Tree cuttings using home-made heat mat

In January I set up a home-made under-heated cutting tray.

My purpose was to root cuttings of apples and pears. Normally these are reproduced by grafting (reproduction from seed does not give true cultivars – desired characteristics are lost). If it’s easy to grow from cuttings then this should be a faster and cheaper way to produce large numbers of trees. It’s not clear how large they will grow (normally the size of grafted trees is controlled by selecting the rootstock). I’ve got plenty of space so I want to find out. It’s not clear how soon cuttings will fruit – hopefully similar to grafted trees (which should be a load sooner than trees from seed).

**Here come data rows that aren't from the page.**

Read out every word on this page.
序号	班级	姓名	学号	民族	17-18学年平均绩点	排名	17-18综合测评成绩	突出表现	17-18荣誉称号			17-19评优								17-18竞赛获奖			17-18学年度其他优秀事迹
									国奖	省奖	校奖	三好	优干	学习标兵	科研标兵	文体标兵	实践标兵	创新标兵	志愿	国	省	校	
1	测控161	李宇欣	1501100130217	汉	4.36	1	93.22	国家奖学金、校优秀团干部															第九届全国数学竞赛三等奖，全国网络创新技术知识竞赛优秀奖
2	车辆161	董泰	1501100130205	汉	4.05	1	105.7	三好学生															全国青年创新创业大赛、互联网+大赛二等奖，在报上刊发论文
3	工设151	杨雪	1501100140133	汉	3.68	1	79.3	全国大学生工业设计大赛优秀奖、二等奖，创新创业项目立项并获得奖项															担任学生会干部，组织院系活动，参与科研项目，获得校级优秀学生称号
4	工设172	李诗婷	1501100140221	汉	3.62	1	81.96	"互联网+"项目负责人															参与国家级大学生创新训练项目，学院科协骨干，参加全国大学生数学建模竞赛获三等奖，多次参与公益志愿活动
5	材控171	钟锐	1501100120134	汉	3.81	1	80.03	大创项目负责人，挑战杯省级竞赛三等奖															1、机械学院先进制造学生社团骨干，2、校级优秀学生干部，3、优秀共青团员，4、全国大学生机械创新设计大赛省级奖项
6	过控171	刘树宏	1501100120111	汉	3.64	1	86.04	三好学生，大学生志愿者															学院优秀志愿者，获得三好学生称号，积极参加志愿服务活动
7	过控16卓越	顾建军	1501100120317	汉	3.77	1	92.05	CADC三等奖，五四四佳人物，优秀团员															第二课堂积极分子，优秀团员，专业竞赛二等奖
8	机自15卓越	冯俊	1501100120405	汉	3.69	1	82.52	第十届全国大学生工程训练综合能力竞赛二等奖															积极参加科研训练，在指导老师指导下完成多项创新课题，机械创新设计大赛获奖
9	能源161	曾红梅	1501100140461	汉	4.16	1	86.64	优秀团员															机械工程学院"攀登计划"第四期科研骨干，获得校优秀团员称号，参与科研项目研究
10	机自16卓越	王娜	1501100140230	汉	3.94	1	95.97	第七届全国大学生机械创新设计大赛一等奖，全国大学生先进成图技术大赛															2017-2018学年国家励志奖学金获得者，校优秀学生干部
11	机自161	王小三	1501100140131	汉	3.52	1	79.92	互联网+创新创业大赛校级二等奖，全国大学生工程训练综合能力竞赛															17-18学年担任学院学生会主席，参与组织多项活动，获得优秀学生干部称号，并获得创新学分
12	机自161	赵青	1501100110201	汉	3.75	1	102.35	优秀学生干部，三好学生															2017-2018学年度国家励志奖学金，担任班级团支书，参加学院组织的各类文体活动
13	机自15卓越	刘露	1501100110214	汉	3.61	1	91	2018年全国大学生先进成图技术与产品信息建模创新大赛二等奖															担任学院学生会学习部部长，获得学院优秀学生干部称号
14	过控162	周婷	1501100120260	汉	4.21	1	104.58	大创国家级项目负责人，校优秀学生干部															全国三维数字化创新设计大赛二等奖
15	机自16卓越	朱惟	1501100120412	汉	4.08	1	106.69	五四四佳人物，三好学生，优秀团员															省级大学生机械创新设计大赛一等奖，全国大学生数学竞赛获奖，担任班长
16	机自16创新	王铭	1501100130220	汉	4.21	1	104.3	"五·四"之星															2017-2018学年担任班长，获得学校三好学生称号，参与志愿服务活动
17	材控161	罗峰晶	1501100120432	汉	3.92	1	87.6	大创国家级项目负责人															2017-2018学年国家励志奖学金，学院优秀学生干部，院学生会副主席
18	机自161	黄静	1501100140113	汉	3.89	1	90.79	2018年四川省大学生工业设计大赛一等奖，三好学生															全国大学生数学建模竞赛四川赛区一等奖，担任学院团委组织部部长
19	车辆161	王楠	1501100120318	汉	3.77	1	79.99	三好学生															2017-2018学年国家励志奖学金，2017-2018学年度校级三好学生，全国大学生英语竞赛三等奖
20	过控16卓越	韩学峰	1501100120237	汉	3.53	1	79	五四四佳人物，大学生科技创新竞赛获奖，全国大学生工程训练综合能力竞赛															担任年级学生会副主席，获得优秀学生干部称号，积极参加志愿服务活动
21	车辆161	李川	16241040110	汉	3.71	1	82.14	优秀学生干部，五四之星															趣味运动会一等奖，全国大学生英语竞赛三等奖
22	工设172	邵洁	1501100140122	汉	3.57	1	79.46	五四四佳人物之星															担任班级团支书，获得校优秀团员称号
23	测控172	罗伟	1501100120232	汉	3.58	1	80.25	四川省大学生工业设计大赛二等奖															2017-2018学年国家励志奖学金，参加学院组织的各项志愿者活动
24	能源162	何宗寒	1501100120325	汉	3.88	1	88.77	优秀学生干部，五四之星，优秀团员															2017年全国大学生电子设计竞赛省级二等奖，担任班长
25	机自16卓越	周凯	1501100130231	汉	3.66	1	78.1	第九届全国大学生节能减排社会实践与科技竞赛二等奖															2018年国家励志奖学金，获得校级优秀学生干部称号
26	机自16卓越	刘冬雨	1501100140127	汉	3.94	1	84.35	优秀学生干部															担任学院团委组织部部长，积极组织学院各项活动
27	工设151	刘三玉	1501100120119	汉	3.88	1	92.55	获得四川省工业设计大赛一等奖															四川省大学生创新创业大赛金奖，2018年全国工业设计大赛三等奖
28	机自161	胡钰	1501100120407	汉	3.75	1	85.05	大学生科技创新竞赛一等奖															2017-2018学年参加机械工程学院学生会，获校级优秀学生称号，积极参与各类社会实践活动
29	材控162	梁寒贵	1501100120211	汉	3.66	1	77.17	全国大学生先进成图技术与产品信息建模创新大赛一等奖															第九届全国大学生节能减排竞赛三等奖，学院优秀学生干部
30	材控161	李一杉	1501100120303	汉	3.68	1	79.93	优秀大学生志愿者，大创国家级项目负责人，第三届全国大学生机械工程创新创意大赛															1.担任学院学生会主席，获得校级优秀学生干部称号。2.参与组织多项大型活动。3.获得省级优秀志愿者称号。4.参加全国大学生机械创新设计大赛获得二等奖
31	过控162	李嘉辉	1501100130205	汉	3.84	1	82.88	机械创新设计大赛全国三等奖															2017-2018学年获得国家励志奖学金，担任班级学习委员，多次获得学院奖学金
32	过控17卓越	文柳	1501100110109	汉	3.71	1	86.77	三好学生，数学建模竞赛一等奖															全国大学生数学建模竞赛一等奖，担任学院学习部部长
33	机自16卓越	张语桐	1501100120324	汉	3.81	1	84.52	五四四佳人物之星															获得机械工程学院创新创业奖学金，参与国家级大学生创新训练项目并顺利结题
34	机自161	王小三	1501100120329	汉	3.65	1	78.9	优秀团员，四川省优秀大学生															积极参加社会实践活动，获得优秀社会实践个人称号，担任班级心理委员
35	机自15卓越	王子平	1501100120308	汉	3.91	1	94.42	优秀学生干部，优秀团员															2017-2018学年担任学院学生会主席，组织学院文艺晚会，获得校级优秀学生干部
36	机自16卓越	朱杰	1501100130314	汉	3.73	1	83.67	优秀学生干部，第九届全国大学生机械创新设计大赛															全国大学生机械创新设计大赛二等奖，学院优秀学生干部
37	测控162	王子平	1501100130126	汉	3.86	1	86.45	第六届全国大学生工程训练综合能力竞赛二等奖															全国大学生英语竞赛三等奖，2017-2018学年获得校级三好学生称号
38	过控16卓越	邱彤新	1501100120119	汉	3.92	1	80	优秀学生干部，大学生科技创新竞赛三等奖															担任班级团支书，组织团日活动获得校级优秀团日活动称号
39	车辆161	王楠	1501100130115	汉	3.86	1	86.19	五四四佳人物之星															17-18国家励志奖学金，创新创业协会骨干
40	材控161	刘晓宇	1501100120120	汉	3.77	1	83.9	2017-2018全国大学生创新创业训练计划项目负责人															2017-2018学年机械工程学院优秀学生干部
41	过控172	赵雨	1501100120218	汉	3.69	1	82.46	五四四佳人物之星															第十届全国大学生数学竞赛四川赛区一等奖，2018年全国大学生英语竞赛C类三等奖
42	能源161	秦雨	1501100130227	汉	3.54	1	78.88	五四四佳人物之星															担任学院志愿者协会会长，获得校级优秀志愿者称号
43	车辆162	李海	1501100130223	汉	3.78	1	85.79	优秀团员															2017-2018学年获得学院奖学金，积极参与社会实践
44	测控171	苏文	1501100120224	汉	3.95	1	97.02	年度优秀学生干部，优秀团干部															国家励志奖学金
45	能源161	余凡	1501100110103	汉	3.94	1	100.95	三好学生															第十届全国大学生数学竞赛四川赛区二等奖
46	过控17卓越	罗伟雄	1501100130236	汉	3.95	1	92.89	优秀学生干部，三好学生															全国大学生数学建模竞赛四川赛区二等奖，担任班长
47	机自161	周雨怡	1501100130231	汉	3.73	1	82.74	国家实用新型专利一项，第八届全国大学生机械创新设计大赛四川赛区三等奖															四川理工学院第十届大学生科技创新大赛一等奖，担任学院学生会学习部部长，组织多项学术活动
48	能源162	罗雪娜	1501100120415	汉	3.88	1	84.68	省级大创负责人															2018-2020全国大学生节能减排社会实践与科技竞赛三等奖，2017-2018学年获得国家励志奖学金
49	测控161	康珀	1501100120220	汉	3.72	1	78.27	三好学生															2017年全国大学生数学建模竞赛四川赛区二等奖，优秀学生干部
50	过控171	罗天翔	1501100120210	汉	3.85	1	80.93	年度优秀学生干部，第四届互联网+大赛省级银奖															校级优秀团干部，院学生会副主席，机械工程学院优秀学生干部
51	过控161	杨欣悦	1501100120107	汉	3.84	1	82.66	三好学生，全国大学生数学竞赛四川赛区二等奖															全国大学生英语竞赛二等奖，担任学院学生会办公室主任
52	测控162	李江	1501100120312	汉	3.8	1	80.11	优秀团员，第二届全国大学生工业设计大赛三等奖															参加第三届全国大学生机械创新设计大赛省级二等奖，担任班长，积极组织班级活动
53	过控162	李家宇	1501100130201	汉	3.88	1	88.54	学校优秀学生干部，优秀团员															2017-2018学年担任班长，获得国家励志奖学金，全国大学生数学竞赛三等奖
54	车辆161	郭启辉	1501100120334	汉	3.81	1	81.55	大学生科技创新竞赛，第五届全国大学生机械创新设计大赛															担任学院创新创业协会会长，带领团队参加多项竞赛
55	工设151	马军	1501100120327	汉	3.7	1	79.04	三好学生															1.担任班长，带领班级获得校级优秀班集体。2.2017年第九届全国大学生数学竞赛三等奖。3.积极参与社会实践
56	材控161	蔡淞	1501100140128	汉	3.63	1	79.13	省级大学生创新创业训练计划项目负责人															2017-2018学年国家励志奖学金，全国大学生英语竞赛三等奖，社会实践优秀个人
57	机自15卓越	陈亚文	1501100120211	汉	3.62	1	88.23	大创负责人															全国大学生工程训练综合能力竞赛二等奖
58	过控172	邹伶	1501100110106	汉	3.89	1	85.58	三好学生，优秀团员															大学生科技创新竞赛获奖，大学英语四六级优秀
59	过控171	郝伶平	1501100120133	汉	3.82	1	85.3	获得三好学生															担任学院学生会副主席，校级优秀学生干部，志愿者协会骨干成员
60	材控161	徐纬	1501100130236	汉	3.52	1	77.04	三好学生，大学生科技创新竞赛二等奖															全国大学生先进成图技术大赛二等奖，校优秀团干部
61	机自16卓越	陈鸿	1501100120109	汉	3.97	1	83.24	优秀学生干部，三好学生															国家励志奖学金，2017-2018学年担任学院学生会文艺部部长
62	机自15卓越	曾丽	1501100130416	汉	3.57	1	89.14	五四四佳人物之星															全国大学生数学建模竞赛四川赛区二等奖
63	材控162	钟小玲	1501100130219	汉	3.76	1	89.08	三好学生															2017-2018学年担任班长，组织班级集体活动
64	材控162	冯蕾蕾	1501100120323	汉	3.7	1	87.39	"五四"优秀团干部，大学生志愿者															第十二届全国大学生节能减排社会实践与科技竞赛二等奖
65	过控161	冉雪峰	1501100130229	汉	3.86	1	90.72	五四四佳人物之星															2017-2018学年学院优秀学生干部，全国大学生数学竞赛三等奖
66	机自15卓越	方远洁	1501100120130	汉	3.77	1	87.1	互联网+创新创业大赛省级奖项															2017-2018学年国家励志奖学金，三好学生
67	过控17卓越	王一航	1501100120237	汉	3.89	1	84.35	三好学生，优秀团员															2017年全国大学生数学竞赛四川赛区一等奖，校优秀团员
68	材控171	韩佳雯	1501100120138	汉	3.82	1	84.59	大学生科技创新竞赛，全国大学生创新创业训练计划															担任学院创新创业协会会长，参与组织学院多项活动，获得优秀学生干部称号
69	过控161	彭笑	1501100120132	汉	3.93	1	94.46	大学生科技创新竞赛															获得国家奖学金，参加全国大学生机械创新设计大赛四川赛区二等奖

I used a 137 watt waterproof LED light rope buried under the soil in a 8cm deep tray. I covered the tray with bubble-wrap and poked the cuttings (dipped in rooting hormone) through into the soil. I poked a funnel through so I could water occasionally. I placed the whole thing in an unheated out-building (by a window to give a lot of natural light. I measured the soil temperature occasionally and it was always in the low 20s (Celsius)  which I think is about right.

Results:

  • Grape vine, fig, red and white current cuttings had a good degree of success. I have propagated these before without heat so I’m not sure how much the hear really helped.
  • Two of the many apple and pear cuttings I took, that’s less than 2%. Not a good rate of success but it shows that it can be done.
  • Nothing else rooted – I tried various shrubs and trees (not huge quantities of them, so this result isn’t statistically significantly worse then the apples/pears).

Thoughts for the future:

  • Might be simpler to put the light rope under the soil tray instead of in it, like this.
  • A deeper tray would hold the heat and moisture better and would allow longer cuttings.
  • Maybe I should have sprayed the cuttings to increase moisture, the air was very dry (and the bubble-wrap on the soil surface meant very little evaporation). Or used a lid over the tray instead of the bubble-wrap on the soil)
  • The apple tree cuttings I took were mostly very thin (less then 5mm) pruning off-cuts. Thicker cuttings might have been more successful.
  • I didn’t have a thermostat, it might have been too hot or too cool.
  • Maybe I should have set it up in a warmer place (in the house instead of in an outbuilding)
  • Lots of discussion here on the soil (or other medium) to use. I used a mix of course sand and peat-free seed compost, possibly I should have used something more free-draining (also my trays had no drainage holes, I relied on watering just enough so as not to water-log but not to let it dry out – but it was under bubble-wrap so hard to tell how moist it was)

I’ll try again next year – hope for better success rate with apples and pears.